I still own and use my original Apple iPad from 2010. It now serves solely as a music player, but it still works. A testament to the build quality and adaptability of the tablet devices.

Originally, the iPad was primarily designed as a media consumption device. A portable screen that gave access to the internet of things and allowed audio and visual access. Steve Jobs stubbornly resisted the idea of a stylus, this was a device for human interaction and that was the finger. The trouble with that approach was we creative types wanted the iPad to be more than a consumption device we wanted it to be a creative device. For me, it moved me one step closer to a digital sketchbook.

Within months of release art applications started to appear and after that YouTube videos showing how you could create your own stylus. I immediately made one. It sounds odd now to say it consisted of a metal pen with a small press-stud attached at the bottom with cotton, but amazingly, it worked. Long before any commercial stylus appeared, I was drawing with something other than my finger. (I still have it pictured below)


Over the ten years I tried many and varied stylus on ever more powerful iPads. Some were simple foam or rubber tipped affairs, others designed like brushes or pencils, some even offered a crude pressure sensitivity. The artistic software applications bloomed. Every week a new App. was released and again I tried them all. Each getting closer to what I was looking for. A digital device that accurately depicted natural media but crucially had an undo option and layers and text etc.

I have to admit that it was only when the iPad Pro and the Apple pencil were released along with compatible art Apps that I became fully hooked. The iPad is now as much a part of my creative workflow as the pencil and paper used to be. It is the one computer I use every day, more so than the iPhone. It is the ubiquitous nature of the device and its endless innovative applications that allows me to use it equally for business purposes, social interaction and creative output, sometime all three at once.

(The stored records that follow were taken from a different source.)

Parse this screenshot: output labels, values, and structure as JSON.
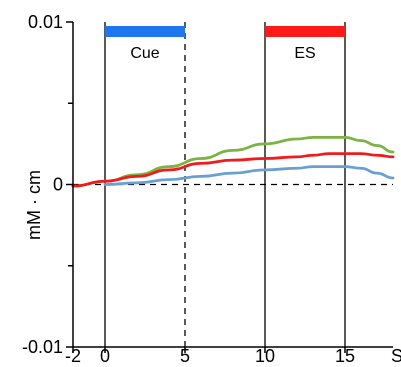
{
  "chart_data": {
    "type": "line",
    "title": "",
    "xlabel": "",
    "x_unit_label": "S",
    "ylabel": "mM · cm",
    "xlim": [
      -2,
      18
    ],
    "ylim": [
      -0.01,
      0.01
    ],
    "x_ticks": [
      {
        "value": -2,
        "label": "-2"
      },
      {
        "value": 0,
        "label": "0"
      },
      {
        "value": 5,
        "label": "5"
      },
      {
        "value": 10,
        "label": "10"
      },
      {
        "value": 15,
        "label": "15"
      }
    ],
    "y_ticks": [
      {
        "value": 0.01,
        "label": "0.01"
      },
      {
        "value": 0,
        "label": "0"
      },
      {
        "value": -0.01,
        "label": "-0.01"
      }
    ],
    "y_minor_ticks": [
      0.005,
      -0.005
    ],
    "zero_line": "dashed",
    "vertical_markers": [
      {
        "x": 0,
        "style": "solid"
      },
      {
        "x": 5,
        "style": "dashed"
      },
      {
        "x": 10,
        "style": "solid"
      },
      {
        "x": 15,
        "style": "solid"
      }
    ],
    "event_bars": [
      {
        "label": "Cue",
        "start": 0,
        "end": 5,
        "color": "#1f77f0"
      },
      {
        "label": "ES",
        "start": 10,
        "end": 15,
        "color": "#ff1a1a"
      }
    ],
    "series": [
      {
        "color": "#7cb342",
        "x": [
          -2,
          0,
          2,
          4,
          6,
          8,
          10,
          12,
          13,
          14,
          15,
          16,
          17,
          18
        ],
        "y": [
          -0.0001,
          0.0002,
          0.0006,
          0.0011,
          0.0016,
          0.0021,
          0.0025,
          0.0028,
          0.0029,
          0.0029,
          0.0029,
          0.0027,
          0.0024,
          0.002
        ]
      },
      {
        "color": "#ee1c1c",
        "x": [
          -2,
          0,
          2,
          4,
          6,
          8,
          10,
          12,
          13,
          14,
          15,
          16,
          17,
          18
        ],
        "y": [
          -0.0001,
          0.0002,
          0.0005,
          0.0009,
          0.0013,
          0.0015,
          0.0016,
          0.0017,
          0.0018,
          0.0019,
          0.0019,
          0.0019,
          0.0018,
          0.0017
        ]
      },
      {
        "color": "#6a9fd4",
        "x": [
          0,
          2,
          4,
          6,
          8,
          10,
          12,
          13,
          14,
          15,
          16,
          17,
          18
        ],
        "y": [
          0,
          0.0001,
          0.0003,
          0.0005,
          0.0007,
          0.0009,
          0.001,
          0.0011,
          0.0011,
          0.0011,
          0.001,
          0.0007,
          0.0004
        ]
      }
    ]
  }
}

The steady evolution of the iPad from those low resolution, low powered devices in 2010 to the astonishingly high resolution and incredibly powerful processors of the current pro range fills me with hope for the future. With Adobe having released a fully implemented version of Photoshop and the competitive alternatives from Affinity going from strength to strength, along with dedicated stalwarts like Procreate, creativity on the iPad looks to be assured.
A recent survey amongst artists and designers showed that the iPad was the preferred digital tool of choice, beating Wacom and Microsoft’s surface. Whenever I see Apple falling behind the competition, they inevitably innovate themselves back into pole position. I for one hope this continues to be the case, especially with the iPad.